AD FS is configured with custom policies as a claims provider on Azure AD B2C using SAML 2.0. The relying party on Azure AD B2C is using OpenID Connect.
AD FS issues a SAML 2.0 Assertion including role claims. If the roles are returned in two separate Attribute elements:
<saml:Attribute Name="http://test.com/claims/role">
<saml:AttributeValue>role1</saml:AttributeValue>
</saml:Attribute>
<saml:Attribute Name="http://test.com/claims/role">
<saml:AttributeValue>role2</saml:AttributeValue>
</saml:Attribute>
only the last claim is read by Azure AD B2C.
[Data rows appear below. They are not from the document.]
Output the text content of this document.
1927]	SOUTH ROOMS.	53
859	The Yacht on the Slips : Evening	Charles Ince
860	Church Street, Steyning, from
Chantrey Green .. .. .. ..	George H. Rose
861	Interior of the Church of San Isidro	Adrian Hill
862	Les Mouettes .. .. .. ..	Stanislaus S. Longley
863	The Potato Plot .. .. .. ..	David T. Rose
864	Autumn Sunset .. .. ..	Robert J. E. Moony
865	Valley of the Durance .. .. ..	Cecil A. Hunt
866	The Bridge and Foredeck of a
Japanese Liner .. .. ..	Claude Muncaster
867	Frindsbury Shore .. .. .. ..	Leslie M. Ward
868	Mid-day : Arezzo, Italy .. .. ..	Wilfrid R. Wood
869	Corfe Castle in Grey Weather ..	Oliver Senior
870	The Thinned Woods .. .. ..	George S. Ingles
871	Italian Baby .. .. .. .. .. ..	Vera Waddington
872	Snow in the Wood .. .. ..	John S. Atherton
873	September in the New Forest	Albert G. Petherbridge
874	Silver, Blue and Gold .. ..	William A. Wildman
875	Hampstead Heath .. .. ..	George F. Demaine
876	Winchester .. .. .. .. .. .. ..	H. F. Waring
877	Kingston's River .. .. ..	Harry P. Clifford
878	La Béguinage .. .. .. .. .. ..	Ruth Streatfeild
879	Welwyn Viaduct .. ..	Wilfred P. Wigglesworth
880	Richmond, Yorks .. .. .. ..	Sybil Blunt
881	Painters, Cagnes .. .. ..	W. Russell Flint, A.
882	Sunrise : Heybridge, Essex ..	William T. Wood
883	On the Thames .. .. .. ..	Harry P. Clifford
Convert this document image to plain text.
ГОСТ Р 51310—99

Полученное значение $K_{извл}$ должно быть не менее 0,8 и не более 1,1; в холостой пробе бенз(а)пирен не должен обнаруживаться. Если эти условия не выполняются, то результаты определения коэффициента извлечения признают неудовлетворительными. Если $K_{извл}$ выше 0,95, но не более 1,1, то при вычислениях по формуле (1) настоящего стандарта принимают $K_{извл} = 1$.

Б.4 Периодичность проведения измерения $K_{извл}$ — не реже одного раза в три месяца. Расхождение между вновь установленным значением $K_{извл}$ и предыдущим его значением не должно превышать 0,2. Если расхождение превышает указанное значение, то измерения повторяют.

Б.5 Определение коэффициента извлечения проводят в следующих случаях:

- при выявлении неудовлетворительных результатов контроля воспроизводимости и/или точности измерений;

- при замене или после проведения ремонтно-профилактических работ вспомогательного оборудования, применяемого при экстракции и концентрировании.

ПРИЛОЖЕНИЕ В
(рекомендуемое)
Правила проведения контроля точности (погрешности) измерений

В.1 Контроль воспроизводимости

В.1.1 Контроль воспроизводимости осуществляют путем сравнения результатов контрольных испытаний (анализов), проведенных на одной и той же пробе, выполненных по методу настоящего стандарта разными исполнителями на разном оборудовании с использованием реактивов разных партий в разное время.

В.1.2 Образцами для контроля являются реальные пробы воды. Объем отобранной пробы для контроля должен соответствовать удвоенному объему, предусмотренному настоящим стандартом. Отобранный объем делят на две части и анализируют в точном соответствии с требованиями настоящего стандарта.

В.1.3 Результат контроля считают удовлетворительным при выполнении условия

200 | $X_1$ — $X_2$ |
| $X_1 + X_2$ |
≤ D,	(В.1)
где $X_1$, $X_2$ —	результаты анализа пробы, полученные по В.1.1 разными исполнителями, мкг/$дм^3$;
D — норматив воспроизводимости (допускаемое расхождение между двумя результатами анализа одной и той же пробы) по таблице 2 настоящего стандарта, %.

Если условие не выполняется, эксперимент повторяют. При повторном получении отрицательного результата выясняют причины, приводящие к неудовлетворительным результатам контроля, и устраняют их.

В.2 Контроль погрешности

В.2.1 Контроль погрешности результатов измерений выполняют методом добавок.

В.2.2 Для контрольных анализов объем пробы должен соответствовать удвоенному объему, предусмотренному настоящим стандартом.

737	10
Otherwise if the roles is returned as AttributeValue elements in one Attribute element:
<saml:Attribute Name="http://test.com/claims/roles">
<saml:AttributeValue>role1</saml:AttributeValue>
<saml:AttributeValue>role2</saml:AttributeValue>
</saml:Attribute>
all the role value is read.
The Azure AD B2C role ClaimType used is:
<ClaimType Id="role">
<DisplayName>Role</DisplayName>
<DataType>string</DataType>
<DefaultPartnerClaimTypes>
<Protocol Name="OAuth2" PartnerClaimType="role" />
<Protocol Name="OpenIdConnect" PartnerClaimType="role" />
<Protocol Name="SAML2" PartnerClaimType="http://test.com/claims/role" />
</DefaultPartnerClaimTypes>
<UserHelpText/>
</ClaimType>
<ClaimType Id="roles">
<DisplayName>Roles</DisplayName>
<DataType>stringCollection</DataType>
<DefaultPartnerClaimTypes>
<Protocol Name="OAuth2" PartnerClaimType="roles" />
<Protocol Name="OpenIdConnect" PartnerClaimType="roles" />
<Protocol Name="SAML2" PartnerClaimType="http://test.com/claims/roles" />
</DefaultPartnerClaimTypes>
<UserHelpText/>
</ClaimType>
SAML 2.0 support both sending multiple Attribute with the same name and one Attribute with a list of AttributeValue. Are there a way for Azure AD B2C to read multiple Attribute with the same name and not only the last one?
I solved the problem by adding a custom SAML 2.0 broker in between the AD FS and Azure AD B2C. The SAML 2.0 broker is a Relying Party (RP) on the AD FS and a Identity Provider (IdP) for Azure AD B2C. This way it is possible to convert the claims and issue a nye SAML 2.0 token with a claims structor supported by Azure AD B2C.
Both the RP and IdP part of the SAML 2.0 broker can be implemented with the ITfoxtec.Identity.Saml2 package.